When you drive the new expressway to the airport in the Chinese city of Luliang, you are as likely to come across a stray dog as another vehicle. When I recently drove it, a farmer was riding in a 3-wheel flatbed truck and heading in the wrong direction. But it didn’t matter. There was no oncoming traffic.
That’s because the city’s $160 million airport, which opened in 2014, gets at most five flights a day and as few as three. Officials began building the airport when this coal town was still booming. Since then, though, global commodity prices have plunged as China’s old industrial economy has sputtered. The airport has become a white elephant.
“Because this place is economically backward, the flow of passengers is small,” says Wu Dexi, a local corn and tomato farmer who brought his 78-year-old mother to the empty terminal because she wanted to see an airplane for the first time. “People’s income is too low, they can’t afford this.”
No country has built so many roads, bridges and airports as quickly as China. Many projects, including the nation’s remarkable high-speed rail network, have had big benefits.
But Anne Stevenson-Yang, research director at J Capital Research, an economic research firm in Beijing, says the government has simply built too much. She says lonely airports like the one in Luliang are not uncommon. There’s another one northwest of Beijing in Hebei province, in a place called Zhangbei.
“It’s an impoverished county,” Stevenson-Yang says. “They built the airport in order to increase the revenue of the county. But nobody ever agreed to land there.”
In other words, the airport in Zhangbei has no planes.
Stevenson-Yang says local officials across China have greenlighted lots of infrastructure projects not because they make economic sense, but just to boost GDP. Now, she says, some are having the opposite effect: They’re dragging growth down.

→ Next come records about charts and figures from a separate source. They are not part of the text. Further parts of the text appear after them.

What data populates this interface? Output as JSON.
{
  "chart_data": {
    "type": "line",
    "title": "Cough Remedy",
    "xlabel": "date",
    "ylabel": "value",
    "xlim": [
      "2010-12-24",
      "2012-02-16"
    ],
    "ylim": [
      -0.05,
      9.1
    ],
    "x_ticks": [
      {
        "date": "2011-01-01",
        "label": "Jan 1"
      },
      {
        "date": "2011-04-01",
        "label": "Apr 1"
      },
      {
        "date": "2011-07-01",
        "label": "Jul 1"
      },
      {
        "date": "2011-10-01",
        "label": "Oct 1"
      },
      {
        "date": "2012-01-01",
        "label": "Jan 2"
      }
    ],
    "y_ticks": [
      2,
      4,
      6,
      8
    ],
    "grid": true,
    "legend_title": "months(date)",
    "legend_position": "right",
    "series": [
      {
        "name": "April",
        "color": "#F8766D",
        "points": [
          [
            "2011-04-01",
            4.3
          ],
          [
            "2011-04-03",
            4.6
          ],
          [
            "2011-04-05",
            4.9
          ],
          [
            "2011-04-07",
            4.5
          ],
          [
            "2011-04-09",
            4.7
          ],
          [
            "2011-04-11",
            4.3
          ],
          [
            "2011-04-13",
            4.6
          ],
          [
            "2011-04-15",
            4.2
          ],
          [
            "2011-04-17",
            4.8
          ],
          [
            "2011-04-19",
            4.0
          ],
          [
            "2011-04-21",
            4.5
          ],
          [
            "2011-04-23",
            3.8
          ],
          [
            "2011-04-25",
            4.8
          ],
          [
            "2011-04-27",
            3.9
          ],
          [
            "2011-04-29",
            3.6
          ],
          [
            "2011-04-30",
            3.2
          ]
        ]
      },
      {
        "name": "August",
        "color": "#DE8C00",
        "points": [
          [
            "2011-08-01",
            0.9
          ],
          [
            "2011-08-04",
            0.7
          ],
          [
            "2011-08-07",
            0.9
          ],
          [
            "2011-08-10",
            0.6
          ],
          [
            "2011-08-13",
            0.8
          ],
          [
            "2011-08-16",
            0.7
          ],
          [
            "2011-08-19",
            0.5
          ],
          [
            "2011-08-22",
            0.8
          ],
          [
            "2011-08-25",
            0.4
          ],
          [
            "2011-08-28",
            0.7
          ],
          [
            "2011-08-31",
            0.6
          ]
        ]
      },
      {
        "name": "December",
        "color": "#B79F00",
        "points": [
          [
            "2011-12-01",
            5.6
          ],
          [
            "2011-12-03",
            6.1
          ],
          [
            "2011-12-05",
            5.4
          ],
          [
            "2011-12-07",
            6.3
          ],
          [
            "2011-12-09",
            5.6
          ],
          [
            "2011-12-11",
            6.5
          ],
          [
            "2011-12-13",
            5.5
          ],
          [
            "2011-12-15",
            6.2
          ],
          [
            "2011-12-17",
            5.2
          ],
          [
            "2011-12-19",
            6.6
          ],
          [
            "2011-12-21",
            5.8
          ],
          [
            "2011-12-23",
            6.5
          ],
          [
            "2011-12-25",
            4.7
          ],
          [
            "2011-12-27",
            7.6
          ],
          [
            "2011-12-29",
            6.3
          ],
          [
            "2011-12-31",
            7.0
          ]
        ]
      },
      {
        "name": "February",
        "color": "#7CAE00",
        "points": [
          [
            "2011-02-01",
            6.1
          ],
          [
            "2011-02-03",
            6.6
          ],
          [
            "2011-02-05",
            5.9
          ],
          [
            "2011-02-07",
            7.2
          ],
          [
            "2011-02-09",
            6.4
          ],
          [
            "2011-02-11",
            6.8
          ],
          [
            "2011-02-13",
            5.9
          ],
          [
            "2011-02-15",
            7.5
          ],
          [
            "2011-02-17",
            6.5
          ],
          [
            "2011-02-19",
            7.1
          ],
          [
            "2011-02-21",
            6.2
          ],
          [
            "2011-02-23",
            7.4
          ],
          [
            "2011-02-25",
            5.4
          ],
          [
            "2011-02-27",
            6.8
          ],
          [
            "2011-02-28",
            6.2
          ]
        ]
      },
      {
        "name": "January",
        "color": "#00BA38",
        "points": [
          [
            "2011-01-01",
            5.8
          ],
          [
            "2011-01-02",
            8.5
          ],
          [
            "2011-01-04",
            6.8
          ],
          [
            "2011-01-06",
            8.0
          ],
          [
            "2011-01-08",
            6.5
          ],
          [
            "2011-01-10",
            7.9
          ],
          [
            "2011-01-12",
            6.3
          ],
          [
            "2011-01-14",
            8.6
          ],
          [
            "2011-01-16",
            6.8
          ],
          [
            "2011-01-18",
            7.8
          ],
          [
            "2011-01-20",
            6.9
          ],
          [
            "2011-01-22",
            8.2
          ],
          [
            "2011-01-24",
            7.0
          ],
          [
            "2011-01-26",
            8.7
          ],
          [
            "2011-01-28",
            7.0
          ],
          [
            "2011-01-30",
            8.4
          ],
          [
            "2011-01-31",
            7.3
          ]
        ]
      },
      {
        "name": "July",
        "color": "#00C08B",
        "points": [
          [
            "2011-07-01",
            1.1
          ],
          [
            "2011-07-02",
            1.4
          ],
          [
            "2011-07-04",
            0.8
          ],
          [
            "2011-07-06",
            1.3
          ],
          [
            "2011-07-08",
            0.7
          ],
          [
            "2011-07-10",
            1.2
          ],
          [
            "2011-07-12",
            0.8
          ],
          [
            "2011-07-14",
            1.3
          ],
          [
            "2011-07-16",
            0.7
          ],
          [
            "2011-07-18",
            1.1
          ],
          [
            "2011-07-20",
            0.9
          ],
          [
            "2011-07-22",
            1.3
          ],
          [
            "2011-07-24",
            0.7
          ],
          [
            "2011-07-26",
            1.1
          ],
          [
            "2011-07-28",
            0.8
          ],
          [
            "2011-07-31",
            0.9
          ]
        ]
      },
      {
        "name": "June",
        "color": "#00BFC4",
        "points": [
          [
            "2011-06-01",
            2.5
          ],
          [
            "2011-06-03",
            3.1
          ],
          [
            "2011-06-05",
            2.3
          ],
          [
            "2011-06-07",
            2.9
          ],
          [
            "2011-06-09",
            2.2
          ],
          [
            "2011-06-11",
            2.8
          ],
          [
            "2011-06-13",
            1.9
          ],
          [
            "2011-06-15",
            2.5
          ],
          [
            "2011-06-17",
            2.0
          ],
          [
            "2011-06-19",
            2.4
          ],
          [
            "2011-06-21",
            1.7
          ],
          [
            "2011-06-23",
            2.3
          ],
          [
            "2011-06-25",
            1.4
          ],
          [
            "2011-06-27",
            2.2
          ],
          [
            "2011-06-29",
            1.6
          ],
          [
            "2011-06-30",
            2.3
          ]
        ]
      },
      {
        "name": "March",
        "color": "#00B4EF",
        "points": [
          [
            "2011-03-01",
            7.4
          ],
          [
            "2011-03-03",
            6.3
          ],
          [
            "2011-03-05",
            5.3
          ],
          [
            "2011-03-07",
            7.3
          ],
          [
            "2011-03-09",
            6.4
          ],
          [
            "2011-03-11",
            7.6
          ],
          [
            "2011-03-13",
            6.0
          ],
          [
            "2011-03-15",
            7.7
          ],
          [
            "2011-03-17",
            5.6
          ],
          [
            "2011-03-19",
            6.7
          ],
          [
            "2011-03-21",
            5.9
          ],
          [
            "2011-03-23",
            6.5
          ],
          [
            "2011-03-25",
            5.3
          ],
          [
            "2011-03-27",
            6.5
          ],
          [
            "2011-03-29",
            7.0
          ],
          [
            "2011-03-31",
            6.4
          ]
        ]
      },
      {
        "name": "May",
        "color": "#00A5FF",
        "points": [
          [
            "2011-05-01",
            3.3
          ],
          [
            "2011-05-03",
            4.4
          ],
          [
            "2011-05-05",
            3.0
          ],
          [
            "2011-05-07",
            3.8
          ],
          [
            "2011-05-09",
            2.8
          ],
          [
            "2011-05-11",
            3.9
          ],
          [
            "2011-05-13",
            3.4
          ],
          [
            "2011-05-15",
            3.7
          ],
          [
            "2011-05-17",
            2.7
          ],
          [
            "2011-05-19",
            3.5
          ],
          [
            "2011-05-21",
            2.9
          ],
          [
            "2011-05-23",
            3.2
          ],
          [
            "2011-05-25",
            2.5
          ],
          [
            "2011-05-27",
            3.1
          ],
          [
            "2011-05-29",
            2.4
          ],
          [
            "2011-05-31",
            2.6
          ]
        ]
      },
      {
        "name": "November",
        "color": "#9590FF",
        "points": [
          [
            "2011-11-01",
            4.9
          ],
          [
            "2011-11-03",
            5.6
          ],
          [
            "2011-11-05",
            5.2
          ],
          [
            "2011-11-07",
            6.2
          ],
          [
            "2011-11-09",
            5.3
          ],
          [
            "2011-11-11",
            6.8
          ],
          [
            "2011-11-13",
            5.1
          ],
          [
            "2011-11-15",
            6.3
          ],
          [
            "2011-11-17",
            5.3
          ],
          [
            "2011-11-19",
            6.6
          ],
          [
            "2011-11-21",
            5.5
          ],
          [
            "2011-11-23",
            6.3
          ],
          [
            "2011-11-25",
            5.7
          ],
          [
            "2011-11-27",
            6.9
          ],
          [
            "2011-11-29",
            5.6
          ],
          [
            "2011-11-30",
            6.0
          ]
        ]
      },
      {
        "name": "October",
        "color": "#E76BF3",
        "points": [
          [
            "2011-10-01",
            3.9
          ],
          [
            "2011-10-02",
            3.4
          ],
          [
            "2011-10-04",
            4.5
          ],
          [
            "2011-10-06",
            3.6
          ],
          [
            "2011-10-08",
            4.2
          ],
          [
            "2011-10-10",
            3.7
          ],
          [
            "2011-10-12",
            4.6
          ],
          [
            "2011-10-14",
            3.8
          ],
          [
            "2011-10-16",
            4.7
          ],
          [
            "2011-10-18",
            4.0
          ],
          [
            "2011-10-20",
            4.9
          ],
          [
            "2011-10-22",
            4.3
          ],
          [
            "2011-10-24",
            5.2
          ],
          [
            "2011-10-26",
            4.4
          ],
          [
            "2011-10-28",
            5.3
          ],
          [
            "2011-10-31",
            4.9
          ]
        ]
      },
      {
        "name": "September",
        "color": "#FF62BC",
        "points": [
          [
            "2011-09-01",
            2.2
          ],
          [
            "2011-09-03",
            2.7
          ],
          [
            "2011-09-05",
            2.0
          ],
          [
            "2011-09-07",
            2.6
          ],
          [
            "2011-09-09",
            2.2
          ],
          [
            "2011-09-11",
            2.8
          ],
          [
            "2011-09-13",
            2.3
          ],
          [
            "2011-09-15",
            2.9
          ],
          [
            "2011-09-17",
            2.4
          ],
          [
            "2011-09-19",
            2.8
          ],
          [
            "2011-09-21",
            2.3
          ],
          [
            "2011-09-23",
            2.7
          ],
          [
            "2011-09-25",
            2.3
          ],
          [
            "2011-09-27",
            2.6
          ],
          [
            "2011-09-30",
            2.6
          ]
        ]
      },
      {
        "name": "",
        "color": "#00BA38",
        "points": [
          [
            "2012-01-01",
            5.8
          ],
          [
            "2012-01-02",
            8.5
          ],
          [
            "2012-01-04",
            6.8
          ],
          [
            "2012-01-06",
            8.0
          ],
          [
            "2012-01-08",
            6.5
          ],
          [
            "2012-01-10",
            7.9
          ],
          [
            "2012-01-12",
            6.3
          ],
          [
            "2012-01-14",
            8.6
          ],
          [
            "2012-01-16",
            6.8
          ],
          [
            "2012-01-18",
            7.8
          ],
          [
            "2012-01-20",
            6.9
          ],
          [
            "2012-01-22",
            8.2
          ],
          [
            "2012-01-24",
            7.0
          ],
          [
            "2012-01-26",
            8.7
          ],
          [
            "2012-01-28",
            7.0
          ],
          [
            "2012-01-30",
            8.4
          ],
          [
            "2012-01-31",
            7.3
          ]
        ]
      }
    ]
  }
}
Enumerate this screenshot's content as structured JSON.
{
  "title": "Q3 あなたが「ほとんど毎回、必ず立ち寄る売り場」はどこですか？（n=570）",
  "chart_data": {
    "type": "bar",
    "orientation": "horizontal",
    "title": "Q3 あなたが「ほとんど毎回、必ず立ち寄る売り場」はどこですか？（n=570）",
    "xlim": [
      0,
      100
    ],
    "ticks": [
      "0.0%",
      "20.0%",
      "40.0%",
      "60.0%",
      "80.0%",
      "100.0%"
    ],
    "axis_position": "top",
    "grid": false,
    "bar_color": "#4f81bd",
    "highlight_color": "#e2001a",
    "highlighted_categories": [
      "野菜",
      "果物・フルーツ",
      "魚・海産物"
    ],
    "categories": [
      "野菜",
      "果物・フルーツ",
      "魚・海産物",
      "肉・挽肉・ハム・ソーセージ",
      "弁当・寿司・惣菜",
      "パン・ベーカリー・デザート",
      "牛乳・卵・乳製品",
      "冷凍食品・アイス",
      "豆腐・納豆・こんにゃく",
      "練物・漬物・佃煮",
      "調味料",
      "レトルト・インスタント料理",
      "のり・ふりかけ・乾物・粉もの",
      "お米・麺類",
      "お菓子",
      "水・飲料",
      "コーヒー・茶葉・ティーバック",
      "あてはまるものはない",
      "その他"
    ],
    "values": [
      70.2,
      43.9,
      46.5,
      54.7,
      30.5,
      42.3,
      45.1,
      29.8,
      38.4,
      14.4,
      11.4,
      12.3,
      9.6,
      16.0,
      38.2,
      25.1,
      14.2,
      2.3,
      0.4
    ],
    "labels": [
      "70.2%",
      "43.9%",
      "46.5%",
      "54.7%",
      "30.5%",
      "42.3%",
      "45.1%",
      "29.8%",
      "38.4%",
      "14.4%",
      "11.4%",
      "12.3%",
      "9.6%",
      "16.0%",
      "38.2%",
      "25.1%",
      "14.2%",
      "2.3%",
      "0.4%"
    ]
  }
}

“This is why, as fast as China rose economically, this is as fast as it will decline,” says Stevenson-Yang. “During the rise, all of these things were accelerating GDP and now they’re sitting around as costs.”
Despite a lot of recent bad economic news, it’s important to remember that China’s economy is still growing. Projects that sit empty one year can rumble to life the next.
Wade Shepard documents some of the country’s deserted new cities in his book Ghost Cities of China: The Story of Cities without People in the World’s Most Populated Country. Recently, he took a Russian TV crew to see one outside Shanghai.
“We’re walking around and — oh, no, all of a sudden, I see cars,” Shepard recalls. “There are people!”
“Within the 10 months since the last time I’d been there, people had been flooding into this area,” Shepard says. “It just shows how quickly these things can change.”
One project that’s unlikely to change anytime soon is Luliang’s new “Liquor City.” It’s a gigantic complex of ancient-style Chinese pavilions covering an area the size of several pro football stadiums, surrounded by an unfinished, life-size replica of the Great Wall.
Inside, factories were supposed to pump out tons of high-priced white liquor — calledbaijiu in Mandarin — for which the region is famous. Baijiu is made from grain and high-end brands have been a staple at official banquets. As recently as 2012, baijiu sales were a staggering $92 billion.
Today, though, Liquor City looks like an abandoned movie set.
The project was to be funded largely by coal revenues, which collapsed with the drop in global prices. In addition, planners failed to anticipate the Communist Party’s anti-corruption drive, the biggest in modern Chinese history. China’s leader, Xi Jinping, launched the campaign nearly three years ago, cracking down on lavish spending for which officials have been notorious.
“Now things are bad,” says Lu Cuie, who runs one of the scores of white liquor stores in town. “High-end liquors don’t sell at all. Officials don’t buy. No one buys.”
Before the crackdown, Lu could sell more than $14,000 worth of alcohol for a single event — big money in this poor part of central China.
“On average, when an official held a wedding banquet or birthday party, the banquets used to last three to four days,” says Lu, who wears a shirt with the face of Audrey Hepburn emblazoned on the front. “Now, it’s simply impossible. It only lasts one day and the scale is much smaller.”
Fenjiu, the state-owned company that’s building Liquor City, refused to discuss the project. Lu and other local shop owners say the company is struggling and relies on bank loans to pay employees.
When I ran into some managers outside Liquor City’s unfinished gates, I asked when it planned to open. They shook their heads wearily and laughed.